Os cientistas debruçam-se há algum tempo sobre uma ameaça alarmante: o declínio da contagem de espermatozoides, que afeta homens no mundo inteiro. A ideia é identificar os verdadeiros inimigos. Embora as mudanças no estilo de vida sejam importantes, há ainda muitos casos de pessoas que, com bons hábitos, enfrentam essa diminuição da contagem de espermatozoides. Agora, um estudo publicado em novembro mostra que o declínio prolongado na fertilidade masculina sob a forma de concentrações de espermatozoides parece estar ligado ao uso de pesticidas. “A concentração de espermatozoides por mililitro de sêmen declinou de 101,2 milhões para 49 milhões no período de 1973 a 2018. Os investigadores compilaram, avaliaram e analisaram os resultados de 25 estudos sobre certos pesticidas e a fertilidade masculina e descobriram que os homens que foram expostos a certas classes de pesticidas tinham concentrações de espermatozoides significativamente mais baixas”, explica o especialista em reprodução humana e diretor clínico da clínica Mater Prime, em São Paulo, Rodrigo Rosa.
“São agrotóxicos utilizados no Brasil”, complementa Rodrigo. O estudo, publicado em novembro na Environmental Health Perspectives, incluiu dados de mais de 1,7 mil homens e abrangeu várias décadas, com uma sentença: os agrotóxicos pertencentes às classes carbamatos e organofosforados são prejudiciais à fertilidade masculina. Eles são inseticidas inibidores da acetilcolinesterase, de uso agrícola, doméstico e veterinário. Por exemplo, os agrotóxicos organofosforados, segundo o Sistema de Informações sobre Agrotóxicos da Agência Nacional de Vigilância Sanitária (ANVISA) estão registrados 38 ingredientes ativos da classe dos organofosforados, entre eles, acefato, bromofós, clorpirifós, diazinona, diclorvós, etoprofós, fenclorfós, fentiona, malationa, metamidofós, parationa metílica, pirimifós e temefós.

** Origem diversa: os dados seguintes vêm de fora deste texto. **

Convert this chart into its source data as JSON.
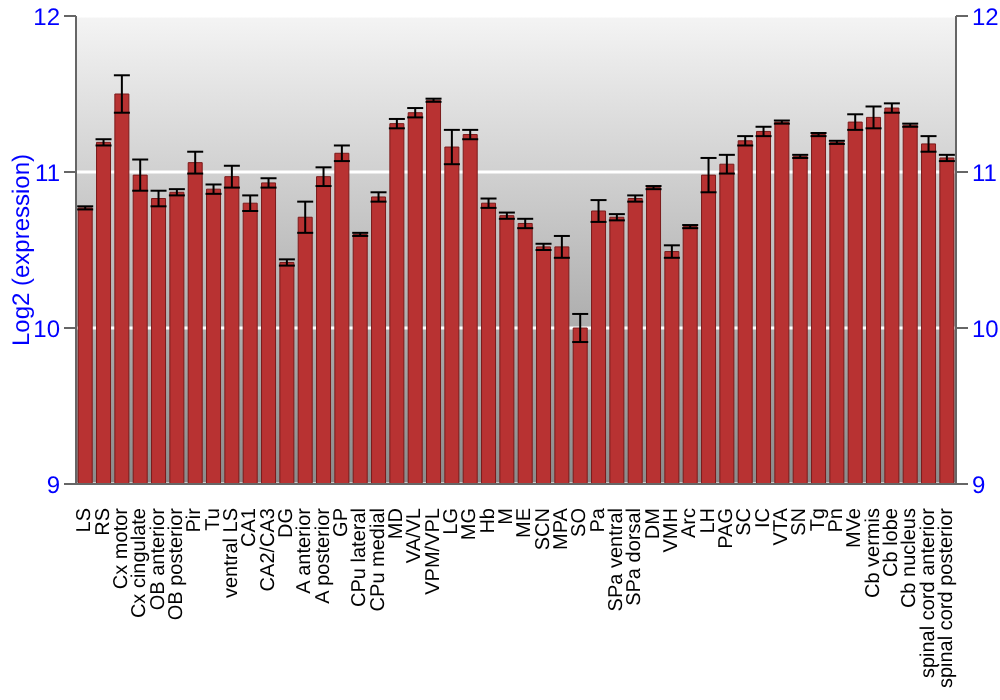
{
  "chart_data": {
    "type": "bar",
    "ylabel": "Log2 (expression)",
    "categories": [
      "LS",
      "RS",
      "Cx motor",
      "Cx cingulate",
      "OB anterior",
      "OB posterior",
      "Pir",
      "Tu",
      "ventral LS",
      "CA1",
      "CA2/CA3",
      "DG",
      "A anterior",
      "A posterior",
      "GP",
      "CPu lateral",
      "CPu medial",
      "MD",
      "VA/VL",
      "VPM/VPL",
      "LG",
      "MG",
      "Hb",
      "M",
      "ME",
      "SCN",
      "MPA",
      "SO",
      "Pa",
      "SPa ventral",
      "SPa dorsal",
      "DM",
      "VMH",
      "Arc",
      "LH",
      "PAG",
      "SC",
      "IC",
      "VTA",
      "SN",
      "Tg",
      "Pn",
      "MVe",
      "Cb vermis",
      "Cb lobe",
      "Cb nucleus",
      "spinal cord anterior",
      "spinal cord posterior"
    ],
    "series": [
      {
        "color": "#b83232",
        "values": [
          10.77,
          11.19,
          11.5,
          10.98,
          10.83,
          10.87,
          11.06,
          10.89,
          10.97,
          10.8,
          10.93,
          10.42,
          10.71,
          10.97,
          11.12,
          10.6,
          10.84,
          11.31,
          11.38,
          11.46,
          11.16,
          11.24,
          10.8,
          10.72,
          10.67,
          10.52,
          10.52,
          10.0,
          10.75,
          10.71,
          10.83,
          10.9,
          10.49,
          10.65,
          10.98,
          11.05,
          11.2,
          11.26,
          11.32,
          11.1,
          11.24,
          11.19,
          11.32,
          11.35,
          11.41,
          11.3,
          11.18,
          11.09
        ],
        "errors": [
          0.01,
          0.02,
          0.12,
          0.1,
          0.05,
          0.02,
          0.07,
          0.03,
          0.07,
          0.05,
          0.03,
          0.02,
          0.1,
          0.06,
          0.05,
          0.01,
          0.03,
          0.03,
          0.03,
          0.01,
          0.11,
          0.03,
          0.03,
          0.02,
          0.03,
          0.02,
          0.07,
          0.09,
          0.07,
          0.02,
          0.02,
          0.01,
          0.04,
          0.01,
          0.11,
          0.06,
          0.03,
          0.03,
          0.01,
          0.01,
          0.01,
          0.01,
          0.05,
          0.07,
          0.03,
          0.01,
          0.05,
          0.02
        ]
      }
    ],
    "ylim": [
      9,
      12
    ],
    "yticks": [
      9,
      10,
      11,
      12
    ],
    "y2lim": [
      9,
      12
    ],
    "y2ticks": [
      9,
      10,
      11,
      12
    ],
    "grid": "y"
  }
}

A conclusão dos cientistas é contundente. “Não importa como olhamos para as análises e os resultados, vimos uma associação persistente entre o aumento dos níveis de inseticida e a diminuição da concentração de espermatozoides”. “É fundamental que esses dados sejam utilizados como forma de buscar alternativas para evitar o uso desses pesticidas. Esperamos que o estudo chame a atenção dos órgãos reguladores que procuram tomar decisões para manter o público protegido contra impactos inadvertidos e não planeados dos inseticidas”, diz Rodrigo.

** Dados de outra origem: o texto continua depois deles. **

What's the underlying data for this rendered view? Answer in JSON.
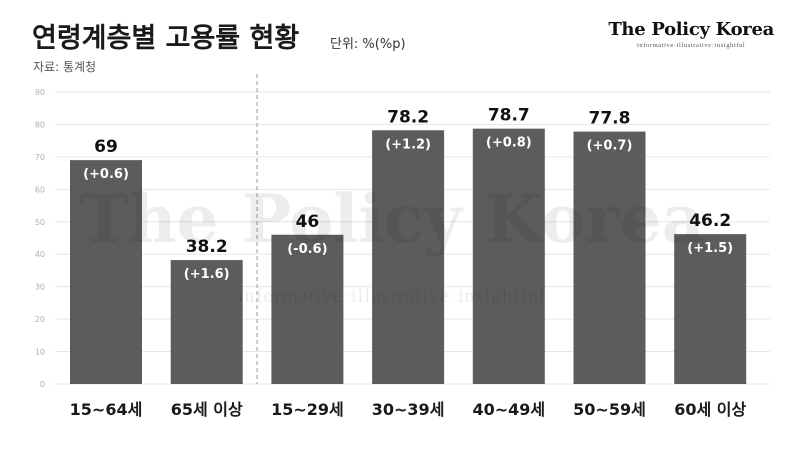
{
  "header": {
    "title": "연령계층별 고용률 현황",
    "unit": "단위: %(%p)",
    "source": "자료: 통계청"
  },
  "brand": {
    "name": "The Policy Korea",
    "tagline": "informative·illustrative·insightful"
  },
  "colors": {
    "bar": "#5c5c5c",
    "grid": "#e6e6e6",
    "divider": "#9a9a9a"
  },
  "chart_data": {
    "type": "bar",
    "categories": [
      "15~64세",
      "65세 이상",
      "15~29세",
      "30~39세",
      "40~49세",
      "50~59세",
      "60세 이상"
    ],
    "values": [
      69,
      38.2,
      46,
      78.2,
      78.7,
      77.8,
      46.2
    ],
    "value_labels": [
      "69",
      "38.2",
      "46",
      "78.2",
      "78.7",
      "77.8",
      "46.2"
    ],
    "change_labels": [
      "(+0.6)",
      "(+1.6)",
      "(-0.6)",
      "(+1.2)",
      "(+0.8)",
      "(+0.7)",
      "(+1.5)"
    ],
    "ylim": [
      0,
      90
    ],
    "yticks": [
      0,
      10,
      20,
      30,
      40,
      50,
      60,
      70,
      80,
      90
    ],
    "grid": true,
    "divider_after_category": "65세 이상"
  }
}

O especialista explica que, durante décadas, os cientistas têm tentado desvendar questões intrigantes sobre a fertilidade masculina. “As concentrações de espermatozoides são um dos vários fatores que constituem um indicador útil. Um relatório do ano passado concluiu que a contagem de espermatozoides estava a diminuir em todas as regiões do globo e que o ritmo desse declínio estava a acelerar”, explica o médico. Os cientistas há muito suspeitam que as mudanças no ambiente poderiam estar a contribuir, e há décadas investigam o papel dos pesticidas em estudos com animais e em investigação epidemiológica humana.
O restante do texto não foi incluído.